It was difficult to watch the nation’s immunization program, a crown jewel of public health, responsible for saving so many lives, being attacked at high-profile congressional hearings — all on the basis of unscientific theories. And it was frustrating to see members of Congress giving equal weight to both sides of the argument when one was so clearly flawed. We staffers often talked among ourselves about the lives the committee was putting at risk.
Few legislators were prepared to stand up for science. Rep. Henry Waxman (D-Calif.), then ranking member on the Government Oversight and Reform Committee and a longtime advocate for children’s health and safe and effective immunizations, was one of a handful of members prepared to state that the evidence did not support a link between the MMR vaccine and autism. As for the others, the antivaccine evidence presented might have been shaky, but the science is complicated. And most members of Congress — on the committee and off — did not feel comfortable opposing the advocates and parents armed with heartbreaking stories of children whose autism seemed to come on just after they received their routine immunizations. A number of members made supportive comments about the committee’s work, and the hearings continued for a number of years.
We can see from the numbers the CDC reported this month that those hearings 14 years ago made a difference. They gave an unscientific theory the veneer of government-sanctioned legitimacy — enough for the Internet and a handful of celebrities to cherry-pick evidence presented to Congress and spread it. A study published in the journal Pediatrics in 2008 found that there were spikes in media coverage of the theory linking vaccines to autism after the two most high-profile hearings in 2000 and 2002. The same study also showed that parents were increasingly getting their information about vaccines from the Internet, where the work of the committee was widely covered.Unfortunately, Despres does not accurately convey the findings of the Pediatrics article. (Michael Smith, et al., "Media Coverage of the Measles-Mumps-Rubella Vaccine and Autism Controversy and Its Relationship to MMR Immunization Rates in the United States," Pediatrics 121 (April 2008): e836-e848.)
There was minimal media coverage of the MMR-autism story apart from 3 periods.
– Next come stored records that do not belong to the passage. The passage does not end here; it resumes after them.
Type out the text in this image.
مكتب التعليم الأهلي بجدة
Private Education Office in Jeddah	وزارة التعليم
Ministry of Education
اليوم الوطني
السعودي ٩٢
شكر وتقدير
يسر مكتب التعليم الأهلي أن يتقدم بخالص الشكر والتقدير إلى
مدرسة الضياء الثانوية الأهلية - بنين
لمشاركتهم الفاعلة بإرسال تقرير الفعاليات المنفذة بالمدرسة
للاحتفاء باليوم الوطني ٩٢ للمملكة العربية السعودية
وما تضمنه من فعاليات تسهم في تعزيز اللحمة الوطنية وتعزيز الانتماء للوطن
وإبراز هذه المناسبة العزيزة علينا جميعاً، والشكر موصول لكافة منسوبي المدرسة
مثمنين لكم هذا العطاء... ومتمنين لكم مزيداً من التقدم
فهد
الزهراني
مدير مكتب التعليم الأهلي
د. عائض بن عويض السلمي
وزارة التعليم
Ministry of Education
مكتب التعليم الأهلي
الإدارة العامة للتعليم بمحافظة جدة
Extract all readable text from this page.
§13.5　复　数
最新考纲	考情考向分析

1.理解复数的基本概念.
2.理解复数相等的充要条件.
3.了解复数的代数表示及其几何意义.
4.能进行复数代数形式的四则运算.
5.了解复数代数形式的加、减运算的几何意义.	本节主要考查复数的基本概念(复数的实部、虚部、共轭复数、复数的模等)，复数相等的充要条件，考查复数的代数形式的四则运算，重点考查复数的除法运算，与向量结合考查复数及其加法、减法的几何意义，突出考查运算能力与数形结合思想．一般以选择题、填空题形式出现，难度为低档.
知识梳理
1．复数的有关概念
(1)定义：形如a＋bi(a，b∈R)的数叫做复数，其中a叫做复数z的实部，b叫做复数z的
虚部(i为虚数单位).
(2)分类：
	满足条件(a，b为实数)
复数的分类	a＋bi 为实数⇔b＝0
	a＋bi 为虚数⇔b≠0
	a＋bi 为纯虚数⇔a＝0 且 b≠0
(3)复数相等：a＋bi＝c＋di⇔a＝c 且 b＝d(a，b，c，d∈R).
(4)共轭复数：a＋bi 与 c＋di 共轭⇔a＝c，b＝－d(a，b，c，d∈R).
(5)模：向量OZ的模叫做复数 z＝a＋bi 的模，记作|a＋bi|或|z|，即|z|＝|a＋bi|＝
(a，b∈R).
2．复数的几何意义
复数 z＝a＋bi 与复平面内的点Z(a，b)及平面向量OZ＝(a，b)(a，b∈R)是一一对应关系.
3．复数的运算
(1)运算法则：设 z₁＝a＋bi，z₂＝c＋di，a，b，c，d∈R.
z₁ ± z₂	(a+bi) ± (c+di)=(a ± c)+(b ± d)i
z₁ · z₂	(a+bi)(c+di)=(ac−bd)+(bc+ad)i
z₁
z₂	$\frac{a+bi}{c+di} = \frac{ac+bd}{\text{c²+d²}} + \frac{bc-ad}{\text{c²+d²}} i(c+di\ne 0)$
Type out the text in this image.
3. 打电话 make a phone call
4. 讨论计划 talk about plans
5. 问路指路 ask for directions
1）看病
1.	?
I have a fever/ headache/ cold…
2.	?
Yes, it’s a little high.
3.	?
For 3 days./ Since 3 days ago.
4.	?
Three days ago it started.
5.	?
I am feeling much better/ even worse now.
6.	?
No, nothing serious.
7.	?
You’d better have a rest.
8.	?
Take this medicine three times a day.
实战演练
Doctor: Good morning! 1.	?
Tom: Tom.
A large media spike in April 2001 that was responsible for the majority of stories during the study period was associated with the Institute of Medicine report that rejected a causal association between MMR and autism. Smaller spikes in 2000 and 2002 reported the 2 US House Committee Reform hearings on the MMR-autism debate. Even during periods of increased media coverage, attention to the MMR-autism story was short lived. For instance, 141 of the 171 stories in April 2001 occurred within 24 hours after the release of the Institute of Medicine report on April 23.
A review of the NIS data between 1995 and 2004 demonstrates a significant increase in both overall and selective MMR nonreceipt within the 2000 NIS cohort of which the MMR vaccinations would likely have occurred in close proximity to the publication of the article in 1998 by Wakefield et al. This increase in selective nonreceipt at a population level was not trivial; 1 in 50 children missed the opportunity for MMR immunization, and the rates were as high as 1 in 40 among children in private practices (data not shown). Significant media coverage of the MMR-autism controversy did not begin until nearly 2 years after this measurable increase in nonreceipt. To our surprise, selective MMR nonreceipt had already returned to baseline by the time this increased media coverage occurred. In the absence of widely reported newsprint, television, or radio reports, the likely explanation for the brief increase in MMR nonreceipt is that parents learned about the MMR-autism controversy from other sources.